La combinaison d’IP et de chimiothérapies spécifiques peut provoquer des effets toxiques non hématologiques et hématologiques importants, ce qui souligne la nécessité de prescrire ces associations avec prudence et de surveiller régulièrement les patients qui les reçoivent. Dans notre série, le taux d’effets secondaires non hématologiques P = Ces effets secondaires ont été attribués au traitement antirétroviral ou à des effets toxiques chevauchants entre le traitement antirétroviral et la chimiothérapie Dans une étude, les patients atteints de LNH lié au sida ont été traités. avec la chimiothérapie et l’ART concomitante reçu des cycles de cyclophosphamide, doxorubicine et étoposide Grade ou infections nécessitant une hospitalisation ont été notés en% des cycles avec PI et% des cycles avec PI-épargnant ART P = neutropénie de grade a été observée en% des cycles avec PI et% avec ART-P épargnant P = Malgré l’augmentation de la toxicité, il n’y avait pas de différences dans le taux de réponse, la survie sans maladie, ou survie globale entre les groupes ART

Inhibiteurs de la transcriptase inverse non nucléosidiques

L’utilisation de l’éfavirenz est limitée par les IDD et une demi-vie prolongée. L’expérience limitée existe avec le traitement des patients cancéreux avec des INNTI plus récents, comme l’étravirine, qui présente des DDI imprévisibles avec des immunosuppresseurs comme la cyclosporine, le tacrolimus, le sirolimus et le mycophénolate mofétil Rilpivirine. L’INNTI de génération est principalement métabolisé par CYPA mais n’induit pas le système P et ne devrait théoriquement pas affecter les niveaux de médicaments immunosuppresseurs

Inhibiteurs de transfert de brin d’intégrase

Le raltégravir est soumis à une glucuronidation par l’UGTA et a un potentiel plus faible pour les DDI que les IP et les INNTI Cependant, il nécessite une administration deux fois par jour. Elvitegravir est un substrat de CYPA; En outre, l’elvitégravir doit être stimulé par le cobicistat, un puissant inhibiteur du CYPA qui peut entraîner des DDI avec d’autres médicaments concomitants.
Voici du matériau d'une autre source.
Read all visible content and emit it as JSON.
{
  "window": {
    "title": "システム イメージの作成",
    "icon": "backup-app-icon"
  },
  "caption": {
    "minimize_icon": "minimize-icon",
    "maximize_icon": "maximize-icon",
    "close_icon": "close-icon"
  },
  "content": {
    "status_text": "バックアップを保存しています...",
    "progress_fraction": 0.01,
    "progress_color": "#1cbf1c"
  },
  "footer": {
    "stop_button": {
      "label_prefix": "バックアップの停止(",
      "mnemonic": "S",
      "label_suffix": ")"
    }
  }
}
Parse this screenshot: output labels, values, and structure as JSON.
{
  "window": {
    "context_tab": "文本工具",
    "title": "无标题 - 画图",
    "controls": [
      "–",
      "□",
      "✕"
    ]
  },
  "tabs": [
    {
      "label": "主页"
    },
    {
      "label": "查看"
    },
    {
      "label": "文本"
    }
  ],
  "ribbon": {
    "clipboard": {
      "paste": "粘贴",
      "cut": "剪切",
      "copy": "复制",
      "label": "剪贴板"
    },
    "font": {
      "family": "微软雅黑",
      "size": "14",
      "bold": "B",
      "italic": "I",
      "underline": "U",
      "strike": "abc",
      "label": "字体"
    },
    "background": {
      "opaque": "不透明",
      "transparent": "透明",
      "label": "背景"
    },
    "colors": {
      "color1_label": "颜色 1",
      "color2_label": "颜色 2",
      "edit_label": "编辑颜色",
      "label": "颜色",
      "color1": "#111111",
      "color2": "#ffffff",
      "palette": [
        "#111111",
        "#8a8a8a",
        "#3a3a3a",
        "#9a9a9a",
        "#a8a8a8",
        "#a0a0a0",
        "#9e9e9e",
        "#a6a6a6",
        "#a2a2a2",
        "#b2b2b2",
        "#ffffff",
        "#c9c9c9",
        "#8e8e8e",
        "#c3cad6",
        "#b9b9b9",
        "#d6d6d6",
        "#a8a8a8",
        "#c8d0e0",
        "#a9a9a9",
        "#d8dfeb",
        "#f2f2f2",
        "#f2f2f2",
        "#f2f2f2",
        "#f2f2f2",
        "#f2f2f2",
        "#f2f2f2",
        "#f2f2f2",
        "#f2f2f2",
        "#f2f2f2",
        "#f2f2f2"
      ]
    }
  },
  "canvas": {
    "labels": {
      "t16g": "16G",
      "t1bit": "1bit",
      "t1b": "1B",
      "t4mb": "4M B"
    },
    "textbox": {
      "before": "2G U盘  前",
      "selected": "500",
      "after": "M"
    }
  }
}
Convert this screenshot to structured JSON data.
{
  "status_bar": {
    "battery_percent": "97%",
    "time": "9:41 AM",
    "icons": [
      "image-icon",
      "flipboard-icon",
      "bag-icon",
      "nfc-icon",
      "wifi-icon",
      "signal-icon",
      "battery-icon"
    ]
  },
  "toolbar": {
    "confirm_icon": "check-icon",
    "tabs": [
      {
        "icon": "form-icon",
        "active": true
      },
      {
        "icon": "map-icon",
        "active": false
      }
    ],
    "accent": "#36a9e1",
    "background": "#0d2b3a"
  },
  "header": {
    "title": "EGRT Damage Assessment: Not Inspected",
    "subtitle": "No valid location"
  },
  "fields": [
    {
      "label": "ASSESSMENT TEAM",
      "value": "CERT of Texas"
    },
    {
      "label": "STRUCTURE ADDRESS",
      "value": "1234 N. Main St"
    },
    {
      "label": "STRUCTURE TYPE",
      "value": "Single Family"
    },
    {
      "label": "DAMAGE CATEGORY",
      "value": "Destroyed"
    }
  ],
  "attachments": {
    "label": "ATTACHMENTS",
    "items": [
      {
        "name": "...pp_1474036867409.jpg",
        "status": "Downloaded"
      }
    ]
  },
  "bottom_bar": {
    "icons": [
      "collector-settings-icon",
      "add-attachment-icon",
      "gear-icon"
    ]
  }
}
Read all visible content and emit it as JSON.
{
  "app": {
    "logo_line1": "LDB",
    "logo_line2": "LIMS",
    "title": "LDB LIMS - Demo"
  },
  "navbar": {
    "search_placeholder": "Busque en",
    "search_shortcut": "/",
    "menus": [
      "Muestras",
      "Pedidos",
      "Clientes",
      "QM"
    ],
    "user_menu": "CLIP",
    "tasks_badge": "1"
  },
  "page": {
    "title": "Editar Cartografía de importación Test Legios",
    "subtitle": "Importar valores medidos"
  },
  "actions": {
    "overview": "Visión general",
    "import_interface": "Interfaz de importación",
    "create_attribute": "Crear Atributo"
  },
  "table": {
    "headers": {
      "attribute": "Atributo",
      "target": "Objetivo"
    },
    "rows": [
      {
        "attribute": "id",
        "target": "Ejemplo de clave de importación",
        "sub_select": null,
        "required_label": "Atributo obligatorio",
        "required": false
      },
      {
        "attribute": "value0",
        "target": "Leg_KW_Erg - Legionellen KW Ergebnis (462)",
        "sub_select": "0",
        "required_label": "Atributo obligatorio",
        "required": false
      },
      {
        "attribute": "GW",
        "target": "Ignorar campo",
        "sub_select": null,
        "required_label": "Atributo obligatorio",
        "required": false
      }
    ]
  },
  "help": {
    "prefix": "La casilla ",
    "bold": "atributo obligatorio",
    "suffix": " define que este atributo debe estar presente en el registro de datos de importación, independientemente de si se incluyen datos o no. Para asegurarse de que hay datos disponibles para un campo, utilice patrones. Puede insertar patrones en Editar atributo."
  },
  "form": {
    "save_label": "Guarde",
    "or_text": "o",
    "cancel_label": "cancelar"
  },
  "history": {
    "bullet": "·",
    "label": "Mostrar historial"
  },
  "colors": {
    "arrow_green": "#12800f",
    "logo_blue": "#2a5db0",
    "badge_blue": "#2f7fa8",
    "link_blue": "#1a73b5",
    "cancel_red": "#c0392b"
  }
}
Le dolutégravir, l’INSTI le plus récemment approuvé, a un profil d’interaction médicamenteuse favorable. est métabolisé principalement par l’uridine -diphosphate-glucuronosyltransférase, CYPA jouant un rôle mineur D’autres études avec cet INSTI et une chimiothérapie sont nécessaires. De faibles augmentations du taux sérique de créatinine ont été observées avec le dolutégravir, probablement causé par un mécanisme similaire à celui-ci. Le dolutégravir a la durée de suivi la plus courte et l’expérience de post-commercialisation la plus faible Une surveillance continue de la sécurité est justifiée dans le contexte de la commercialisation, en particulier chez les patients cancéreux recevant plusieurs médicaments avec des effets secondaires qui peuvent chevaucher ceux Contrairement au raltégravir, le dolutégravir peut être administré n une fois par jour

Inhibiteurs d’attachement et agents supplémentaires

Maraviroc est le seul inhibiteur d’attachement CCR approuvé Maraviroc a un avantage théorique chez les patients infectés par le VIH subissant une greffe de cellules souches hématopoïétiques HSCT car le récepteur CCR lui-même semble jouer un rôle dans la pathogenèse de la GVH quand le maraviroc est ajouté à un traitement prophylactique GVHD conventionnel. Cependant, l’utilisation du maraviroc nécessite un dépistage du tropisme des récepteurs , et le maraviroc est un substrat de l’enzyme CYPA et du transporteur ABCB, et donc susceptible de nombreuses interactions médicamenteuses . L’enfuvirtide inhibiteur de l’entrée est également utilisé avec succès dans les régimes de récupération mais est mal toléré en raison des réactions au site d’injection

SURVEILLER LES PATIENTS ATTEINTS DE CANCER RECEVOIR DE L’ART

Chez les patients infectés par le VIH, comme chez les autres patients infectés par le VIH, le nombre de CD, le taux d’ARN VIH et l’observance du traitement antirétroviral doivent être surveillés Chez les patients infectés par le VIH, la numération CD doit être interprétée avec prudence. Dans une série de patients atteints d’un lymphome traité avec un TAR et une chimiothérapie concomitants, les patients ont présenté une réduction de la numération des CD de moins de% pendant les premiers mois de la chimiothérapie. Ces chiffres sont revenus aux niveaux de prétraitement. un mois après l’achèvement de la chimiothérapie Chez les patients cancéreux infectés par le VIH, comme dans la population générale des patients infectés par le VIH, la suppression de la concentration plasmatique de l’ARN du VIH en & lt; On s’attend à ce que des copies / mL se produisent par semaines avec un traitement efficace, quelle que soit l’expérience de traitement antérieure Aucun changement significatif de la charge VIH-ARN n’est observé suite à la chimiothérapie , mais une surveillance fréquente de la nécessaire pendant la chimiothérapie Nous surveillons nos patients une fois par mois dans les premiers mois après une chimiothérapie d’induction ou une HSCT, et à intervalles de mois par la suite

LES DÉFIS DANS LA SÉLECTION DE LA CHIMIOTHÉRAPIE POUR LES PATIENTS RECEVANT L’ART

Le traitement du cancer chez les patients atteints du VIH / SIDA recevant un traitement antirétroviral est compliqué en raison de la mauvaise compréhension clinique des IDD entre les agents antinéoplasiques et le traitement antirétroviral et de l’index thérapeutique étroit des agents anticancéreux [,,]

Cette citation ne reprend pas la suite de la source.